If there was one “lock” to get into the NASCAR Cup Series Championship 4 race at Phoenix Raceway, it was the driver of the #4 Ford for Stewart-Haas Racing.
He entered the round of 8 with a 45-point advantage over the Championship 4 cut line thanks to a whopping 67 playoff points: 45 from a series-high nine wins, 15 from winning the regular season championship and seven from seven stage wins.
Even after a disappointing 16th place run at Texas Motor Speedway in a round of 8 race which he had won three years in a row entering 2020, he still sat 42 points ahead of the Championship 4 cut line heading into the round of 8 finale at Martinsville Speedway.
But in terms of where he sat should a winner from below that cut line emerge, he was just 15 points to the good.
Simply put, Harvick’s Martinsville Speedway race was a disaster. He found himself two laps off the lead lap early with a flat tire and did not score points in either one of the first two stages.
But by the end of the race, he was battling for positions, and his #4 Ford was finally able to pick up a few lead-lap spots.

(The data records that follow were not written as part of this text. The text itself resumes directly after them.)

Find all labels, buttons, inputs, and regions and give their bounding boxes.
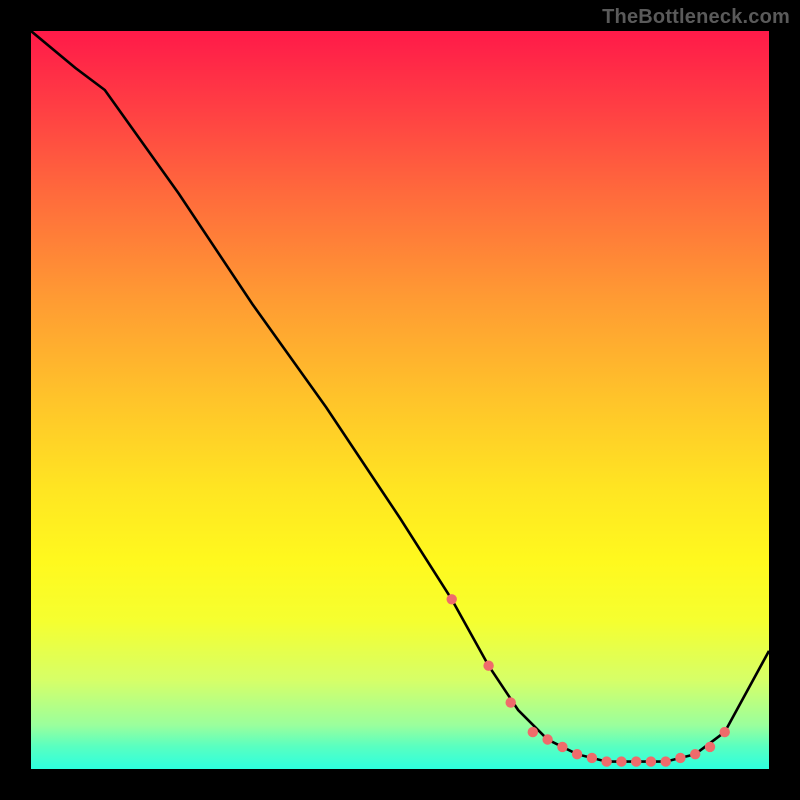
curve-line bbox=[31, 31, 769, 762]
curve-marker bbox=[557, 742, 567, 752]
curve-marker bbox=[616, 756, 626, 766]
curve-marker bbox=[587, 753, 597, 763]
plot-area bbox=[31, 31, 769, 769]
curve-line-group bbox=[31, 31, 769, 762]
curve-marker bbox=[720, 727, 730, 737]
watermark-text: TheBottleneck.com bbox=[602, 6, 790, 29]
curve-marker bbox=[572, 749, 582, 759]
curve-marker bbox=[483, 661, 493, 671]
curve-marker bbox=[601, 756, 611, 766]
curve-marker bbox=[447, 594, 457, 604]
curve-marker bbox=[631, 756, 641, 766]
curve-svg bbox=[31, 31, 769, 769]
chart-frame: TheBottleneck.com bbox=[0, 0, 800, 800]
curve-marker bbox=[542, 734, 552, 744]
curve-marker bbox=[506, 697, 516, 707]
curve-marker bbox=[661, 756, 671, 766]
marker-group bbox=[447, 594, 730, 767]
curve-marker bbox=[675, 753, 685, 763]
curve-marker bbox=[705, 742, 715, 752]
curve-marker bbox=[646, 756, 656, 766]
curve-marker bbox=[690, 749, 700, 759]
curve-marker bbox=[528, 727, 538, 737]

Even with Hendrick Motorsports’ Chase Elliott, who entered the race 25 points below the cut line, out in front and set to become the second driver to lock into the Championship 4 with Team Penske’s Joey Logano having already done so by winning the round of 8 opener at Kansas Speedway, Harvick was within striking distance of qualifying for the Championship 4.
By the time the white flag flew and 499 of the race’s 500 laps had been completed around the four-turn, 0.526-mile (0.847-kilometer) oval in Ridgeway, Virginia, Harvick was in a battle — a points battle — with Joe Gibbs Racing’s Denny Hamlin and Team Penske’s Brad Keselowski, and two drivers would ultimately lock into the Championship 4.
Keselowski was running in fourth place. Harvick was running in 10th. Hamlin was running in 12th.
With the points awarded as a result of these positions, Keselowski and Hamlin would have been tied on points, one point ahead of Harvick.
So Harvick needed to finish in ninth place, meaning he needed to pass Joe Gibbs Racing’s Kyle Busch. With the tiebreaker being the best finish in the round of 8, Harvick owned that tiebreaker over both Keselowski and Hamlin, having finished in second place at Kansas Speedway.
Harvick’s move on Busch was effectively to eliminate Hamlin.
But he didn’t just put a move on Busch. He put the bumper to the back of the #18 Toyota and spun him out, coming off of turn four with the checkered flag in sight.